末満健一が構成・演出を手がけた「繭期夜会」が、去る10月9日に東京・なかのZERO 大ホールで開催された。ステージナタリーでは、この一夜限りのコンサート&トークライブの模様をレポートする。

【動画】合唱「1万人のライネス」練習用動画(メディアギャラリー他18件)

永遠の命を持つ原初の吸血種“トランプ”の伝説に翻弄される“ヴァンプ”を題材とした、末満のライフワーク的作品「TRUMP」シリーズ。「繭期夜会」は、来年2019年に10周年を迎える同シリーズのアニバーサリー企画として催された、シリーズ初のコンサートイベントだ。会場に詰めかけた“繭期”(「TRUMP」シリーズの劇中用語で、「TRUMP」ファンの通称としてもたびたび使われる)の観客の多くが、事前アナウンスされていた“黒色に差し色は赤”のドレスコードに沿った服装で来場し、約1200人分の客席は黒に染まった。

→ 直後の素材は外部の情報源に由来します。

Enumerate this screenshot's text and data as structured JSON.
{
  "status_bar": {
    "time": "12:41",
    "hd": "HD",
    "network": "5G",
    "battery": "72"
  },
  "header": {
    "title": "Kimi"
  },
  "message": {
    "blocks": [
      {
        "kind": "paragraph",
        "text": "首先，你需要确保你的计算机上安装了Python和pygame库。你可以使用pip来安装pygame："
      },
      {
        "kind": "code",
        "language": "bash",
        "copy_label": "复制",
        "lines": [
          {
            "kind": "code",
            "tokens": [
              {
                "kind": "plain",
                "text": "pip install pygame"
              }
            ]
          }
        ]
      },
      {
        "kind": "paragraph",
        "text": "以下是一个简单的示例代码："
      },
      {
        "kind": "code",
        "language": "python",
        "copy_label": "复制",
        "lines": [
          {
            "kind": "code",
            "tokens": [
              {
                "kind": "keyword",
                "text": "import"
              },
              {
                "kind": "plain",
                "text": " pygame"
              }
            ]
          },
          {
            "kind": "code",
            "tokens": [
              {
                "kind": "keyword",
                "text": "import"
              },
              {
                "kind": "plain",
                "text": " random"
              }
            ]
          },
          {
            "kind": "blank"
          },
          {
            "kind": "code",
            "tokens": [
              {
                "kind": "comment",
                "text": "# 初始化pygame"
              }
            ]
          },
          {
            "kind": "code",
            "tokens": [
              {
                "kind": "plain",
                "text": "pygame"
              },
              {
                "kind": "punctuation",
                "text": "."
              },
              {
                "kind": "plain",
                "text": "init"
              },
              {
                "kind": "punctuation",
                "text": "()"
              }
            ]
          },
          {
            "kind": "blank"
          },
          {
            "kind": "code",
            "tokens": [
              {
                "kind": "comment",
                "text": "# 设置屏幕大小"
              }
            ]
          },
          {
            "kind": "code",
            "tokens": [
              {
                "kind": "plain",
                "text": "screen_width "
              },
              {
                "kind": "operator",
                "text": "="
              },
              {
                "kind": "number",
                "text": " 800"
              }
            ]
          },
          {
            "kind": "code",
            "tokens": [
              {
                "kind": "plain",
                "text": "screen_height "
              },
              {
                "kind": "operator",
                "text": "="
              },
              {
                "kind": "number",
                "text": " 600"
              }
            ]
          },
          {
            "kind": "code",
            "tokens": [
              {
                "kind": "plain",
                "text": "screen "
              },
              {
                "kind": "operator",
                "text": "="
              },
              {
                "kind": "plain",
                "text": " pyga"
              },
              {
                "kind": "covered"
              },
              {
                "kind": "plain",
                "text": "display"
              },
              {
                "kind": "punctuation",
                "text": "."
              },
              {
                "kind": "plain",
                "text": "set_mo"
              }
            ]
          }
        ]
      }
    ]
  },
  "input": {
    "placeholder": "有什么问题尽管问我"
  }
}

「~永遠と残酷と純潔のための独唱~」と題された第1部では、「TRUMP」「グランギニョル」「ミュージカル『LILIUM-リリウム 少女純潔歌劇-』」の劇中曲が、同シリーズの劇伴で歌唱を担当してきた新良エツ子によって歌い上げられる。12人編成のバンド演奏による「渇望の星」「グスタフの剣術指南」「アンジェリコフィーバー」を含んだ“Overture”で幕が開くと、赤いドレスを身にまとった新良がゆっくりとステージに登場。「TRUE OF VAMP」「愛という名の呪い」「今宵は黒き夜」「繭期の子守唄」「回旋するトラジェディ」「共同幻想ユートピア」など、新良の豊かな歌唱力で繰り広げられる名曲の数々に、観客はじっと耳を傾ける。

重厚な楽曲を立て続けに披露した新良は、神妙な面持ちから一変、満面の笑顔で「卑しい庶民の皆様、ご機嫌うるわしゅう!」と「LILIUM」に登場するマーガレットのセリフを客席に投げかける。観客から「うるわしゅう!」とレスポンスを受けた新良は、明るく軽快な曲調の「プリンセス・マーガレット」を跳ねるような歌声で歌唱。その後、「少女純潔」「葬送終曲『聖痕《スティグマ》』」「Eli, Eli, Lema Sabachthani?」と「LILIUM」を代表するナンバーが連続して届けられ、1部は幕を閉じた。

「~絶望とそれに属するいくつかの饗宴~」と題した第2部のトークパートには、末満と「TRUMP」シリーズの楽曲を手がけてきた作曲家・和田俊輔が登場。両名共、黒で統一された衣装に、和田は赤のネクタイ、末満は“まゆぞう”と自ら名付けた赤い小鳥の小物を左肩に乗せ、ドレスコードを意識した出で立ちで舞台に姿を現した。1部の余韻が残るステージで、2人は新良の歌声やバンドの演奏に賛辞を贈りつつ、シリーズを彩ってきた音楽や、共に仕事をするようになってからの約10年について振り返る。和田が「今後『TRUMP』シリーズで音楽を担当するなら、“生オケ”を入れて、(新良)エツ子に生で歌ってもらいたいですね」と希望を述べ、末満が「僕の夢は(舞台に)“生オケ”を入れられるくらい偉い演出家になることですね(笑)」と展望を語ると、来場者からは温かい拍手が送られた。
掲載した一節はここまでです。